WATCH | Ndebele traditional attire: Activist Thando Mahlangu continues cultural revival fight
The bold and beautiful colours and patterning of Ndebele art was popularised globally by acclaimed artist Dr Esther Mahlangu and her famed abstract interpretations of traditional Ndebele art.
Despite the widespread recognition of her work — and by extension culture — the traditions and culture are slowly fading to make way for a 'modernised' world.
Of SA's estimated 59 million strong population, only just over a million belong to the nation of the proud Ndebele people, according to to the latest available population census by Stats SA.
Activist, author and entrepreneur Thando Mahlangu hopes to revive his culture, share his passion and inspire others to aid him in elevating the societal value of culture.
His love, pride and devotion are apparent at his residence in his hometown of KwaMhlanga in Mpumalanga. Ndebele colours and patterns adorn the outside and inside of his home.
On the edge of the bed, under the traditional painted wall — in the colours of his people — Mahlangu sits and speaks about his 2012 decision to fully embrace his culture.
“I saw that our culture was going down, I'm doing what I'm doing for the next generation,” Mahlangu says.
Mahlangu was catapulted into the public spotlight after he was turned away from a Click's store at Boulder's Shopping Centre in Midrand. The reason for refusing him entry — Mahlangu's traditional attire was deemed “inappropriate” by the centre manager.
While he felt grief and humiliation as a result of the incident, he admits that during the argument that ensued he felt nothing but rage.
“You know the fact that the Boulders incident happened 27 years into our democracy made me extremely angry, because I was humiliated by a black brother. The guy was supposed to protect me, but he didn't,” he says.
Mahlangu firmly believes that if people gave true value to their histories and respected their traditions and cultures, SA wouldn't suffer from as many of the socio-economic issues the country faces.
“If only people were respecting their languages and culture, we wouldn't be facing all this criminal activity and the abuse that women and children are facing currently in SA, we wouldn't be facing these challenges,” says Mahlangu.
Mahlangu hopes that through his unjust treatment he may be able to spread the value of culture. He submitted a list of demands to the centre's management and a date of April 8 was agreed upon for the two parties to meet.

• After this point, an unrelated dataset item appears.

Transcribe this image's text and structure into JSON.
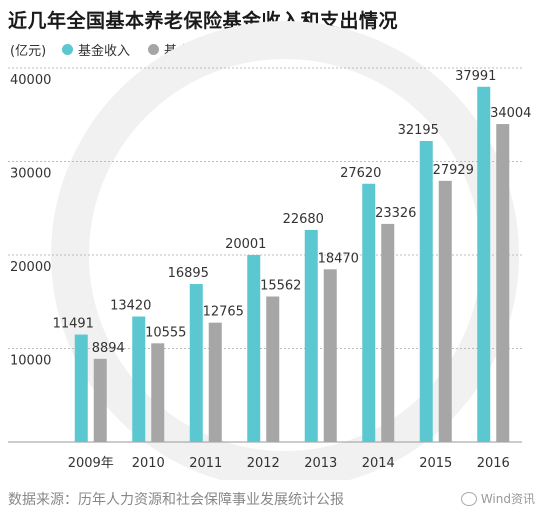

His demands included a public apology and a donation to a cultural organisation of Mahlangu’s choice. At the meeting, the centre rejected his list of demands.
“I’m not happy with what we’ve discussed. I’m not happy with the offer they’ve made and I’m not happy with how they are handling things,” he said, addressing a small crowd gathered in the mall's parking lot.
Left in tears by the unsuccessful meeting, Mahlangu vowed to continue his battle against the centre.
With his girlfriend Nqobile Masuku, Mahlangu also consistently petitions for an increase in isiNdebele broadcast options on both television and radio.
As the activist continues his fight against the centre management, the CRL Rights Commission is also set to continue its hearing of the matter on Monday.